Even in marriage — one of societies oldest institutions — there is apparently room for innovation. In a era when convenience is king and technologies like AirBnB, Uber and myriad dating apps have upended more traditional business models, marriage may be getting something of a makeover.
More and more, couples are looking for the security and the specificity of Contractual Marriages. Previous generations have had their squabbles and successes with more familiar prenuptial agreements, which outline the financial parameters of a relationship. But the more comprehensive Contractual Marriages take negotiating the stuff of married life a step further.
In their 2014 book “The New I Do: Reshaping Marriage for Skeptics, Realists, and Rebels,” authors Vicki Larson and Susan Pease Gadoua ague in favor of the kind of detailed and prescriptive planning that Contractual Marriages provide. Larson and Gadoua point out that “couples make all sorts of arrangements within their marriage – he stays home with the kids while she brings home the bacon, she does the laundry and gardening while while he cooks and takes charge of paying bills. That is the stuff of daily living. The bigger issues, the ones the ones that will get you the kind of marriage you want, require more than just an informal agreement. They need a contract.”
In many cases, Contractual Marriages go beyond determining the division of assets should a union end in divorce. Instead, these agreements lay out a set 10 year term in which the monetary boundaries during the marriage are addressed. Additionally, couples lay out their personal and relationship goals and plan for the countless issues that may arise if they have children.
Finally, and perhaps most interestingly, Contractual Marriages also include a “reevalution” of the relationship after nine years. At that point, a couple can dissolve a marriage, renegotiate the terms, or opt to continue on within existing parameters.
While the goal of Contractual Marriages is fostering an open and honest dialogue from the outset of a marriage, and avoiding acrimony should a couple’s love fizzle, the practice certainly has its critics.
More traditional couples point out that litigating love take the spontaneity and emotion out of relationships. They chafe against this new, clinical approach to what has long been a decision fueled by passion, and question a couple’s true commitment to a marriage if its underpinning is little more than a contract.
There is still much research to do on the long term success and impact of Contractual Marriages, and experts in the field will likely debate whether the attractiveness of these arrangements break along stereotypical gender lines.
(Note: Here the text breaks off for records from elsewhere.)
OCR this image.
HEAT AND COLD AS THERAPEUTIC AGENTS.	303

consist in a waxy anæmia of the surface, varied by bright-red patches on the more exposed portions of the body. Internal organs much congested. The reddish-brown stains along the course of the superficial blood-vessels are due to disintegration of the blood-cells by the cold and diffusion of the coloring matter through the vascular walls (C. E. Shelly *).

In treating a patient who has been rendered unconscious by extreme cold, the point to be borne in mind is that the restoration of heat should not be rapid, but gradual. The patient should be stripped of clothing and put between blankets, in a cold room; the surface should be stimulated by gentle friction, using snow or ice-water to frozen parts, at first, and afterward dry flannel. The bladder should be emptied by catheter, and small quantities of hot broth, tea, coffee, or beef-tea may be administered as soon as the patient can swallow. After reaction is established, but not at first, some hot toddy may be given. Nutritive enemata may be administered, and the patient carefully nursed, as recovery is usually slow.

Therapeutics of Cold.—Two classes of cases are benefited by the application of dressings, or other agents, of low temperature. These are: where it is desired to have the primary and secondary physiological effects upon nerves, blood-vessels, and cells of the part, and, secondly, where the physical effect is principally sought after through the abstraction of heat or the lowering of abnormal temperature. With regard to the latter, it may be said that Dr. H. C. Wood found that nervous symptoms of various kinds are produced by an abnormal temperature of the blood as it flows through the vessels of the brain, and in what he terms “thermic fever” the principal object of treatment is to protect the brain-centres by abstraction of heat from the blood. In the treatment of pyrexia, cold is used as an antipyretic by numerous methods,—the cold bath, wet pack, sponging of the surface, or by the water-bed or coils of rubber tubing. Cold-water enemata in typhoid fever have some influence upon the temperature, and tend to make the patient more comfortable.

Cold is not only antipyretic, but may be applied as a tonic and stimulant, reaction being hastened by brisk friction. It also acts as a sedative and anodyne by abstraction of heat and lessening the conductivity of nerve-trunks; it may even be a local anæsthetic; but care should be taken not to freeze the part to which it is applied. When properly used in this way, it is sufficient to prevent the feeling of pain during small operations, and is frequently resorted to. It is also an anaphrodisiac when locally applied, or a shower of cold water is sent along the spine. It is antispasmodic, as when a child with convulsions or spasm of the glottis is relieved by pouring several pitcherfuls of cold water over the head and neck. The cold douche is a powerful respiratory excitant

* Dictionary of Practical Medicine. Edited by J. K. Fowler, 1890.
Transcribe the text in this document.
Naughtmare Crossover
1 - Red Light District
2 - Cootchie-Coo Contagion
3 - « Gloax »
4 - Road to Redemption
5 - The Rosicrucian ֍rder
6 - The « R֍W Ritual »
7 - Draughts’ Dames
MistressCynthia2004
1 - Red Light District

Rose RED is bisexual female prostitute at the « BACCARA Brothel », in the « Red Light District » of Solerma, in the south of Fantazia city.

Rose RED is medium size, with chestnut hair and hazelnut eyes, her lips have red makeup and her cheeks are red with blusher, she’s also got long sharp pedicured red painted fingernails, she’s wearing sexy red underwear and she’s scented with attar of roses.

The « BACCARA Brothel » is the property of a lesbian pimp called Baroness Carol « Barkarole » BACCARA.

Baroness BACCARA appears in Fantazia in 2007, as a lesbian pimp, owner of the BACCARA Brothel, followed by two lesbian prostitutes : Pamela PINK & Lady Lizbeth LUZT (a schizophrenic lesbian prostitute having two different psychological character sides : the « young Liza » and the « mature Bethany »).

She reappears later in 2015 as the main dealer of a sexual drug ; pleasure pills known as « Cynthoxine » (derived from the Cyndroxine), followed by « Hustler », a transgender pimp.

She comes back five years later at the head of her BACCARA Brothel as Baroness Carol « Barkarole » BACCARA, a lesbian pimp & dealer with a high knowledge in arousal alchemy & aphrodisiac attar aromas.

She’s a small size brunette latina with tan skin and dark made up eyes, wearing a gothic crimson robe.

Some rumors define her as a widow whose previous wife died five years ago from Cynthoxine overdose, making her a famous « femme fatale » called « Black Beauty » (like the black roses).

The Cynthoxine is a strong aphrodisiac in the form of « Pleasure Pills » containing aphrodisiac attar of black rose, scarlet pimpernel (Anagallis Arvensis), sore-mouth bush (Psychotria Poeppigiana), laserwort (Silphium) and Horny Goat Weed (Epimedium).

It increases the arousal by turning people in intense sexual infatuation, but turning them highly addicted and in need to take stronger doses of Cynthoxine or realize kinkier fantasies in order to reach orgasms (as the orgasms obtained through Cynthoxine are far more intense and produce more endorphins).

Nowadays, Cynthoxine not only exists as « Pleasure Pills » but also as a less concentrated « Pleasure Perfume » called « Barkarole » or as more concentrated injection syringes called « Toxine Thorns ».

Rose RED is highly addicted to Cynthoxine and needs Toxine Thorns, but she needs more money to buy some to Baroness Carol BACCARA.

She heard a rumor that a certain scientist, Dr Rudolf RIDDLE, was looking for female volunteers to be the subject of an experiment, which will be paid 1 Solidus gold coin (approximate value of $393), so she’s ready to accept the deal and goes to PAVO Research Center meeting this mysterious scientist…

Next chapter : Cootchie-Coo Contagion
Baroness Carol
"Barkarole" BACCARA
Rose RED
But even in early assessments, it’s clear that couples engaging in the practice are creating controversy.
3 Pros & Cons of Contractual Marriage:
- According to authors Vicki Larson and Susan Pease Gadoua, “Ignorance is not bliss, especially when it comes to one of the biggest decisions you’ll make in your life – marriage.”
- It is healthy to foster open and honest communication from the outset of a relationship.
- Everyone knows where they stand — there’s nothing worse in a marriage that being unsure of yourself or your role in maintaining a strong, loving bond.
- The surgical and clinical approach to marriage can remove romance and passion from the equation.
- Spontaneity is the stuff of love, and Contractual Marriage can undercut the element of surprise so many couples enjoy.
- The negotiation of a Contractual Marriage can set the table for impermanence. If you envision a ten year term, that could become a self-fulfilling prophecy.